I'm currently experiencing this from the other side of things. I am looking for a few software engineers. I spent time building out a job description, improving my team's interview cycle to account for AI tooling, and generally had high hopes to bring on a few new team members.
But we had problems almost immediately.
- The absolute volume of applications. In the first hour we had 231 candidates apply. Roughly 1/3 of those had a perfectly written resume and cover letter attached.

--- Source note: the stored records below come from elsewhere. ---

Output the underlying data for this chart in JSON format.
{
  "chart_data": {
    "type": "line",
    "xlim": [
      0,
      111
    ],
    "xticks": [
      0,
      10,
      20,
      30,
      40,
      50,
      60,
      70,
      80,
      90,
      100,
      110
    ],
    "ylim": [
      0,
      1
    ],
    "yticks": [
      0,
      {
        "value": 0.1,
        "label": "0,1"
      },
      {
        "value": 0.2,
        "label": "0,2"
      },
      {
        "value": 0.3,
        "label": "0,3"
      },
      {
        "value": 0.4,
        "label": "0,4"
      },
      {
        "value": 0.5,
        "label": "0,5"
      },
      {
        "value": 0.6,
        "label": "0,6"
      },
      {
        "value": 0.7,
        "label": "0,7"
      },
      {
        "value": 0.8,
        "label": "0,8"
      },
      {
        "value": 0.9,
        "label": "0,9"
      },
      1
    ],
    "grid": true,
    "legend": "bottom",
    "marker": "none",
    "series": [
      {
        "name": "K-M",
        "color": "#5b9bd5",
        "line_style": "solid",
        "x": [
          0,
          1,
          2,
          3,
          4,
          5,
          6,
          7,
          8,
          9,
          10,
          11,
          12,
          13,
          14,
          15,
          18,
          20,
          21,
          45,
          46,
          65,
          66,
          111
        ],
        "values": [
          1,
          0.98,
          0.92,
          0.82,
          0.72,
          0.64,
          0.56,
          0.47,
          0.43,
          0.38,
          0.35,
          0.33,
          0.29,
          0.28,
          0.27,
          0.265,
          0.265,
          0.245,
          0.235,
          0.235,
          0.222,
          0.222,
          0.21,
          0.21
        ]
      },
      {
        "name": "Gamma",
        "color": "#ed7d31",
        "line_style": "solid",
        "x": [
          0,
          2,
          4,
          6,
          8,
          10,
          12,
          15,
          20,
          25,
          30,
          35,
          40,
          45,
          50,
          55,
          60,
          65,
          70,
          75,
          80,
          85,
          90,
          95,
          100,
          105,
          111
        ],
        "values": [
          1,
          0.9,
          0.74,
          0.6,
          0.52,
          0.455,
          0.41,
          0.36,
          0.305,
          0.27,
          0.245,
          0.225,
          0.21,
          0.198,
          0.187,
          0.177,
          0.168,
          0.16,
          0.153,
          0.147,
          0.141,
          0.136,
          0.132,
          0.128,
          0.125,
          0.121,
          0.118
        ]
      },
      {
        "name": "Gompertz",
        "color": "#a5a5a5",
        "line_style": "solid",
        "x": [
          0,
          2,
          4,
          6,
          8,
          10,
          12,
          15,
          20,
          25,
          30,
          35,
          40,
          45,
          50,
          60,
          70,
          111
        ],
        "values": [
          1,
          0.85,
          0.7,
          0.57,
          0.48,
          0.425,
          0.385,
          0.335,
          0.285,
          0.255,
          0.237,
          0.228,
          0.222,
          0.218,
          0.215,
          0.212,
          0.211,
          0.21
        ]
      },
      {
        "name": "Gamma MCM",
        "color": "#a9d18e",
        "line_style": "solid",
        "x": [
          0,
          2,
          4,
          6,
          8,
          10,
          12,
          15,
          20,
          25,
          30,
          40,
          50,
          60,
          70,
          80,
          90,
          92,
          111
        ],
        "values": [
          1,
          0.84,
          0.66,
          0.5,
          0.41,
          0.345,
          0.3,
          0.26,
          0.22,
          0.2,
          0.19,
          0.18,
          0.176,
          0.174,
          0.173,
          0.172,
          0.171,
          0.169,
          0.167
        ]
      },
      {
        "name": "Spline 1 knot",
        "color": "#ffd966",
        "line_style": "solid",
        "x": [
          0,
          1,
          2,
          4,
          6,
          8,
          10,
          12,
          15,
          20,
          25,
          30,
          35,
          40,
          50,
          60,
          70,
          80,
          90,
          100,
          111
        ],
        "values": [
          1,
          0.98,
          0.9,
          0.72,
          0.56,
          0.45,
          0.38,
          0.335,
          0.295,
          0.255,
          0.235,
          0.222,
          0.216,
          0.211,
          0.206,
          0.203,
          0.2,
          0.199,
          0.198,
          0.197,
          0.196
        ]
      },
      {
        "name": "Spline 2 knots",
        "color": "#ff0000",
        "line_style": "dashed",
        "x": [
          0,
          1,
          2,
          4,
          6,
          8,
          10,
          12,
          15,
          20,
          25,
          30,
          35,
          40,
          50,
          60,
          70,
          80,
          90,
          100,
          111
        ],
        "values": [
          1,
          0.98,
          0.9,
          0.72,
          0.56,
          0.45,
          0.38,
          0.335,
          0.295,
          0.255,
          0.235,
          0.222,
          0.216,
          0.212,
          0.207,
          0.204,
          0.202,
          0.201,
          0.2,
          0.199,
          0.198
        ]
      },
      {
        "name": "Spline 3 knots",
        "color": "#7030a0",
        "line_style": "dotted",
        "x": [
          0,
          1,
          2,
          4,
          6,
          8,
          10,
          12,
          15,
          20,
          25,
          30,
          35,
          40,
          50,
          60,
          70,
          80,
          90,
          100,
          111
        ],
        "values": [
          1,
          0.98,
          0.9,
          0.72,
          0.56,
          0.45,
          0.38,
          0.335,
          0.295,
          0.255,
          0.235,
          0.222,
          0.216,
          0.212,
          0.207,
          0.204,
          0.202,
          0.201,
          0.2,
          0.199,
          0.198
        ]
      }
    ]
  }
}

- After narrowing it down through brute force and amazing work from my technical recruiting team, we started the interview cycle. Nothing unusual - and introduction to the hiring manager, a panel interview, and for the staff level roles a conversation with their immediate director and a peer team they'd work with daily. All used AI tooling to a degree, but some obviously depended on it for everything. Those interviews turned into "interviewing the LLM"
- After we made decisions on who to extend offers to, we got ready to welcome the new team members. Within days of starting we suspected 1 wasn't who we actually talked to and within a month 2 more raised similar flags. In total 3 out of 7 of the newly onboarded members were terminated because they weren't who they said they were. All three passed background checks.
That's the problem. We haven't come up with a solution yet. How are hiring managers and teams handling the ability of AI to mask what a person can do? How are you handling identity verification when someone can easily clone another person and have their LLM fabricate a convincing story?